2025-01-02
In de UV -DoAS -techniek wordt een lichtstraal van een speciale lichtbron - een hogedruk Xenon -lamp - geprojecteerd langs een monitoringpad. Het licht van de Xenon -lamp is zeer intens en bevat zowel zichtbare, ultraviolette als infraroodgolflengten. Het wordt opgepikt door een ontvanger en door een optische vezel doorgegeven aan de analysator. De optische vezel maakt het mogelijk om de analysator op een andere plaats te plaatsen dan de ontvanger, die soms in een agressieve omgeving wordt geïnstalleerd.
De analysator bestaat uit een spectrometer met een lichtdetector, een computer en bijbehorende besturingselektronica. De spectrometer splitst het licht in zijn golflengten met behulp van een optisch rooster. Verschillende golflengtebereiken moeten mogelijk worden gedetecteerd voor verschillende soorten moleculen. Het rooster kan daarom worden gedraaid zodat de gewenste golflengtebereiken met hoge precisie kunnen worden gedetecteerd.
Een spectrometer werkt het beste in het ultraviolette bereik. De UV-DoAS-techniek wordt daarom voornamelijk gebruikt voor het bewaken van concentraties van moleculen die absorptie vertonen in het UV-bereik. Vervolgens wordt ook een detector voor UV -licht gebruikt. In sommige gevallen werkt de spectrometer ook goed voor moleculen met absorptie in het infraroodbereik. Vervolgens wordt de spectrometer aangevuld met een detector voor infraroodlicht en wordt de techniek vervolgens UV/IR-Doas genoemd.
Detectie van spectrum, berekeningen Het licht splitsen in het rooster wordt op de volgende manier omgezet in een gemeten spectrum. Een smalle spleet veegt voorbij voor de detector met hoge snelheid. Tijdens het vegen wordt het signaal een groot aantal keren gemeten.

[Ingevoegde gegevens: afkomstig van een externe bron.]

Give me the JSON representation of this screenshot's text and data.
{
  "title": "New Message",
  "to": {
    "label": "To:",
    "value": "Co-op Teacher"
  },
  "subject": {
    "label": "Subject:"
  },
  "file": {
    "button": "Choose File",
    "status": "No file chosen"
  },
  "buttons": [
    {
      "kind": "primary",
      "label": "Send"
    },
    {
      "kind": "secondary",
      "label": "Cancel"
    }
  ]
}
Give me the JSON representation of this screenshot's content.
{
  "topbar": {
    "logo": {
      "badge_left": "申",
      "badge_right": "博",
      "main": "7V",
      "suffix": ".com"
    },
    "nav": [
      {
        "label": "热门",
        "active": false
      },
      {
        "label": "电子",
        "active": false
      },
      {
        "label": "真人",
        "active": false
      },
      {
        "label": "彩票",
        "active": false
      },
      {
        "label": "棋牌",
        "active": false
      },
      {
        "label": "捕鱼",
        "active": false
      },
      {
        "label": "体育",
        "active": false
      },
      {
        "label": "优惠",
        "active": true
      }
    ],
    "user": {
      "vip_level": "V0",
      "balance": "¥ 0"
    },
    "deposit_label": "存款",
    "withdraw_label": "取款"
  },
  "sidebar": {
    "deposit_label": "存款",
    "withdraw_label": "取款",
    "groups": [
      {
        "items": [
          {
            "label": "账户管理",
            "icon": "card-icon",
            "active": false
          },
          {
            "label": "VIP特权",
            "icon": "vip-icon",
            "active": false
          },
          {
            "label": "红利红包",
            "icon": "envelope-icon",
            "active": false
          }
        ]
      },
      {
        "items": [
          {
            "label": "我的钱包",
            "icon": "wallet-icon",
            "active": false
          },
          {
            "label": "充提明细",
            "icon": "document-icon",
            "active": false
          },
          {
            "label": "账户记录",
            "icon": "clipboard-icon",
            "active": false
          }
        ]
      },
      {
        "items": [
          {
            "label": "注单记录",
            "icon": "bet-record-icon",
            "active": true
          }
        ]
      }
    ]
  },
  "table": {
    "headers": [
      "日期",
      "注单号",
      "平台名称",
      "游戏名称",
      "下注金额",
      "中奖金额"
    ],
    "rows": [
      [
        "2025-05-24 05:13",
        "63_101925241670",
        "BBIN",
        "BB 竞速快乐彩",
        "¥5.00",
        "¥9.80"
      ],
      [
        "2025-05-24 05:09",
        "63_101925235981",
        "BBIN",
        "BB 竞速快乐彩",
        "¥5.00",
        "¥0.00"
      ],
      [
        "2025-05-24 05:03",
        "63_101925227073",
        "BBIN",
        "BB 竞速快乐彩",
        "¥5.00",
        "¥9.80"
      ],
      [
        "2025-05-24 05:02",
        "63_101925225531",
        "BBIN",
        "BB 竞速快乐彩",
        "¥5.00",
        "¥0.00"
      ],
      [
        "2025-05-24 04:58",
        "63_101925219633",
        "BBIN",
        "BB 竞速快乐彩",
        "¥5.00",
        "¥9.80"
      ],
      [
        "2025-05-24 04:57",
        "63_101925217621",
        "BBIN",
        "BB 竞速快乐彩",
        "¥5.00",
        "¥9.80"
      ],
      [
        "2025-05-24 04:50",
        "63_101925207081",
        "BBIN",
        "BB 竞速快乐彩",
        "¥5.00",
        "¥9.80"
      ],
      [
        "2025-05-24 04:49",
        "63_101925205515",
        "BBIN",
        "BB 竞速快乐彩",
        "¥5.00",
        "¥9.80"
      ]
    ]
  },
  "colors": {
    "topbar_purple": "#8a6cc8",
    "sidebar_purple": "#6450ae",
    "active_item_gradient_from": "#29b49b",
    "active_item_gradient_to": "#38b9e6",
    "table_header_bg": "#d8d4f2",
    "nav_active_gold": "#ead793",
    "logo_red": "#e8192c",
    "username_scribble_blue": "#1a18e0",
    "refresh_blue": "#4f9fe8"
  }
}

Het resultaat is een gemeten spectrum in het geselecteerde golflengtebereik. Deze spectrale lezing wordt honderd keer per seconde herhaald. Terwijl de sweep wordt uitgevoerd, worden de individuele spectra toegevoegd aan een gemiddelde bijbehorende evaluatie.
De evaluatie wordt voor één golflengtebereik tegelijk uitgevoerd. Eerst wordt het gemeten spectrum gedeeld door een referentiespectrum, d.w.z. een vooraf opgenomen spectrum vrij van absorptie. Het resultaat wordt vervolgens vergeleken met een of meer vergelijkbare vooraf opgenomen absorptiespectra voor relevante moleculaire typen waarbij de respectieve concentratie bekend is. Een grootte-factor voor elk vooraf opgenomen spectrum is gevarieerd totdat de best mogelijke pasvorm voor het gemeten spectrum wordt gevonden. Het resultaat geeft de gemiddelde waarde van de concentratie van het moleculaire type (en) die zich in het monitoringpad bevonden gedurende de tijd dat het gemeten spectrum werd verzameld.